Are You a Superstitous Sports Fan?



Leon Berman is the host of “Shake the Shack,” a Friday night rockabilly radio show on KEXP I listen to as I drive to volleyball.  Last night one of his co-hosts pressed him to talk about his Seahawks pre-game rituals. (Sunday the Seahawks play Green Bay for the NFC championship.)  Leon’s family has held Seahawks season tickets since 1975.  He was genuinely reluctant to discuss the rituals, but admitted they were pretty OCD, and included things like not only wearing the same clothes, but putting them on in a precise order, and not only cooking the same brand of sausages for breakfast but aligning them in an exact pattern in the pan.  These, he admitted, were just the tip of an all-day iceberg.

Where does the belief that these rituals influence events come from?  You could say it’s an arrogant belief in one’s power:  if I do certain things associated with my team’s victories in the past I can help the team win by repeating them.  Baseball players in particular seem to do this regarding their individual performance: wearing the socks they wore the day they hit for the cycle.  But I think it’s not arrogance, it’s fear.  Our team wins an unexpected victory, and we think about all the circumstances surrounding the game, including what we did that day.  We begin to fear that if we don’t make our small contribution to those circumstances, the team may lose.  We recreate the details of the pregame period as a ritual, motivated not by arrogance and optimism, but by a sense of obligation and fear.

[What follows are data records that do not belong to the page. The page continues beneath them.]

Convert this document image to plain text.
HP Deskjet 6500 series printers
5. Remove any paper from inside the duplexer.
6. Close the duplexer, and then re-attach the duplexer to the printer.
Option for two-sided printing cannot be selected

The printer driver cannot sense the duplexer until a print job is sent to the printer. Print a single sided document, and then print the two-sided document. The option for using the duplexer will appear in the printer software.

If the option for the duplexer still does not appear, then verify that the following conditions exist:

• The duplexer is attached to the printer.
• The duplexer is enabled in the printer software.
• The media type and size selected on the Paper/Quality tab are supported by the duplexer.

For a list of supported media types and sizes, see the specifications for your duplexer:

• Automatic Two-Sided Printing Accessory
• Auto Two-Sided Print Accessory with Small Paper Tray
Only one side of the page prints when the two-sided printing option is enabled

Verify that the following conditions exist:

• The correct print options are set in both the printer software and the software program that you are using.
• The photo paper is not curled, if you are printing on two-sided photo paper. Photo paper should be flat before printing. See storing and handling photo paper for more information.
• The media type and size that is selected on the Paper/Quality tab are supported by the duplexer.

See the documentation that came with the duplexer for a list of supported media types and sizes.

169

Do I have Seahawk rituals?  No.  And yet, when I think about my behavior….
I tend not to watch games from beginning to end.  I have the game on in the TV room and pop in from time to time to watch in small chunks, maybe five minutes. Okay, here it is.  I seem to believe that whether I’m watching or not influences the game.  But it can go either way.  If the Hawks do something good while I’m watching, I feel I need to stay at the set so more good things will happen.  If the other team marches down the field for an easy TD, I feel my presence is a negative influence that day and I leave the room hoping my absence will reverse the game’s direction.  I’ll pop back twenty minutes later to see if I’ve been successful….

Nothing rational about this other than an insight into how primitive religions were formed.